時刻はまもなく十八時を過ぎようとしており、私たちは集合場所だった公園に戻ってきた。
「いやー、今日は遊んだねえ。ここまではしゃいだのは入試終わって以来かも」
「入試終わってまだ一ヵ月しか経ってないけどな」
遠い日を偲ぶかのような口ぶりの千恵に対して、小春が軽やかに指摘を入れる。カフェで休んでからも私たちは更に二時間程遊び続け、結局一日中騒いでいた。明日にはどこかしら筋肉痛になっていそうだ。
「一ヵ月っていっても色々あったじゃん。入学する前も後もさ。受験したのが遥か昔のようだよ」
千恵の言い草は本気なのかふざけているのか判別し辛かったが、私も彼女と同じように感じていた。環境の変化や新たな出会いに振り回され、ここ一ヵ月はもの凄く長かった。
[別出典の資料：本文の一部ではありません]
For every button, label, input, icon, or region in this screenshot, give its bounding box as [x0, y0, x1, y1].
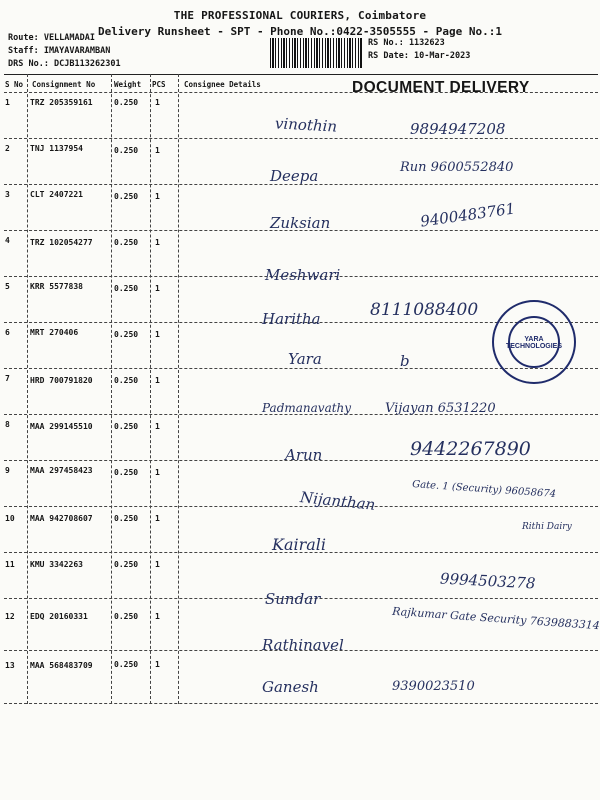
handwritten-name: vinothin [274, 114, 338, 136]
company-stamp [492, 300, 576, 384]
row-weight: 0.250 [114, 284, 139, 293]
staff-label: Staff: IMAYAVARAMBAN [8, 46, 111, 56]
handwritten-name: Deepa [270, 167, 319, 185]
row-sno: 5 [5, 282, 10, 291]
row-consignment: TRZ 205359161 [30, 98, 93, 107]
row-pcs: 1 [155, 376, 160, 385]
document-delivery-stamp: DOCUMENT DELIVERY [352, 79, 530, 96]
company-title: THE PROFESSIONAL COURIERS, Coimbatore [173, 9, 427, 22]
col-header-consignee: Consignee Details [184, 80, 261, 89]
row-weight: 0.250 [114, 330, 139, 339]
handwritten-name: Ganesh [262, 678, 319, 696]
handwritten-name: Sundar [265, 590, 321, 608]
row-consignment: KMU 3342263 [30, 560, 83, 569]
rs-number: RS No.: 1132623 [368, 38, 445, 48]
row-sno: 8 [5, 420, 10, 429]
handwritten-note: b [400, 352, 410, 370]
row-pcs: 1 [155, 514, 160, 523]
col-divider [27, 74, 28, 704]
col-divider [111, 74, 112, 704]
row-sno: 4 [5, 236, 10, 245]
row-sno: 3 [5, 190, 10, 199]
drs-label: DRS No.: DCJB113262301 [8, 59, 121, 69]
handwritten-phone: 9442267890 [410, 438, 531, 460]
row-weight: 0.250 [114, 422, 139, 431]
handwritten-note: Rajkumar Gate Security 7639883314 [391, 604, 600, 633]
handwritten-name: Haritha [262, 310, 321, 328]
row-weight: 0.250 [114, 192, 139, 201]
row-weight: 0.250 [114, 612, 139, 621]
row-pcs: 1 [155, 422, 160, 431]
barcode [270, 38, 362, 68]
handwritten-note: Vijayan 6531220 [385, 401, 496, 416]
row-sno: 9 [5, 466, 10, 475]
row-pcs: 1 [155, 98, 160, 107]
row-pcs: 1 [155, 560, 160, 569]
row-sno: 6 [5, 328, 10, 337]
handwritten-phone: 9894947208 [410, 120, 506, 138]
row-weight: 0.250 [114, 560, 139, 569]
row-pcs: 1 [155, 660, 160, 669]
row-weight: 0.250 [114, 660, 139, 669]
row-consignment: CLT 2407221 [30, 190, 83, 199]
row-pcs: 1 [155, 146, 160, 155]
handwritten-name: Zuksian [270, 214, 331, 232]
row-sno: 10 [5, 514, 15, 523]
handwritten-name: Nijanthan [299, 488, 377, 514]
table-header-border [4, 92, 598, 93]
row-consignment: KRR 5577838 [30, 282, 83, 291]
row-separator [4, 138, 598, 139]
col-header-sno: S No [5, 80, 24, 89]
col-header-pcs: PCS [152, 80, 166, 89]
row-consignment: MRT 270406 [30, 328, 79, 337]
row-weight: 0.250 [114, 376, 139, 385]
runsheet-title: Delivery Runsheet - SPT - Phone No.:0422-3505555 - Page No.:1 [98, 25, 502, 38]
route-label: Route: VELLAMADAI [8, 33, 95, 43]
row-separator [4, 703, 598, 704]
row-consignment: HRD 700791820 [30, 376, 93, 385]
row-pcs: 1 [155, 330, 160, 339]
table-top-border [4, 74, 598, 75]
row-consignment: MAA 299145510 [30, 422, 93, 431]
row-sno: 2 [5, 144, 10, 153]
col-divider [150, 74, 151, 704]
row-sno: 7 [5, 374, 10, 383]
handwritten-note: Rithi Dairy [522, 522, 572, 532]
row-weight: 0.250 [114, 514, 139, 523]
row-weight: 0.250 [114, 468, 139, 477]
rs-date: RS Date: 10-Mar-2023 [368, 51, 471, 61]
row-weight: 0.250 [114, 98, 139, 107]
col-header-consignment: Consignment No [32, 80, 96, 89]
handwritten-name: Arun [285, 446, 323, 464]
row-consignment: TNJ 1137954 [30, 144, 83, 153]
row-sno: 12 [5, 612, 15, 621]
handwritten-phone: 8111088400 [370, 300, 479, 320]
handwritten-name: Rathinavel [262, 636, 344, 654]
row-pcs: 1 [155, 238, 160, 247]
row-pcs: 1 [155, 284, 160, 293]
row-consignment: EDQ 20160331 [30, 612, 88, 621]
handwritten-name: Padmanavathy [262, 401, 352, 415]
row-pcs: 1 [155, 192, 160, 201]
row-sno: 11 [5, 560, 15, 569]
row-pcs: 1 [155, 468, 160, 477]
handwritten-phone: Run 9600552840 [400, 160, 514, 175]
handwritten-name: Yara [288, 350, 322, 368]
handwritten-name: Meshwari [265, 266, 341, 284]
stamp-text: YARA TECHNOLOGIES [505, 336, 562, 350]
col-divider [178, 74, 179, 704]
row-consignment: MAA 942708607 [30, 514, 93, 523]
row-consignment: TRZ 102054277 [30, 238, 93, 247]
handwritten-phone: 9994503278 [439, 569, 536, 593]
col-header-weight: Weight [114, 80, 142, 89]
row-weight: 0.250 [114, 146, 139, 155]
row-consignment: MAA 568483709 [30, 661, 93, 670]
handwritten-phone: 9390023510 [392, 679, 475, 694]
row-pcs: 1 [155, 612, 160, 621]
row-sno: 1 [5, 98, 10, 107]
handwritten-phone: 9400483761 [419, 199, 517, 231]
row-consignment: MAA 297458423 [30, 466, 93, 475]
handwritten-name: Kairali [272, 535, 327, 554]
row-sno: 13 [5, 661, 15, 670]
handwritten-note: Gate. 1 (Security) 96058674 [411, 478, 557, 501]
row-weight: 0.250 [114, 238, 139, 247]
「でもこれでとりあえずはすっきりしたし、月曜日からも頑張ろう!」
千恵が粋な笑顔を見せる。私たちは互いに顔を見合わせ、小さく笑って頷く。この千恵の明るい性格に、私は何度も癒されてきた。
「じゃーねー」
「また来週」
千恵と小春が手を振りながら去っていく。私はその姿を見送った後、帰る方向が一緒のあっちゃんと歩き出そうとする。しかし、あっちゃんは動こうとせず、自転車のハンドルを握って立ち止まったままだった。
「あれ? どうしたの?」
「……紗愛蘭」
「は、はい」
喉の筋肉が突っ張ったような声で、あっちゃんが私の名前を呼ぶ。私は変に構えた返事をしてしまった。
「ちょっと二人で、お話したいな」
「へ……?」
私をソフト部に誘った時を思わせる、あっちゃんの優しい微笑み。私は彼女が何の話をしたいのかすぐに悟ることができた。
「わ、分かった」
逃げられなかった。あっちゃんの優しい微笑みの裏には、私を絶対に逃がさないという鋭利な眼差しが仕込まれていた。私たち二人は自転車を止め、公園のブランコに並んで腰を下ろした。
See you next base……
WORDFILE.15:How about ROUND?
紗愛蘭たちが遊びに行ったアミューズメント施設。体を動かしたりゲームセンターで遊んだりと、様々なことを楽しめる。全国規模で出店されており、“ハウラン”という愛称で親しまれながら学生から家族連れまで高い人気を誇る。
バッティングセンターやフットサル場などを備えた「スポッツァ」という設備があるが、どうしてこの名前であるかは不明。一説では「スポーツ」と「ナポリピッツァ」を混ぜたという謎の噂もある。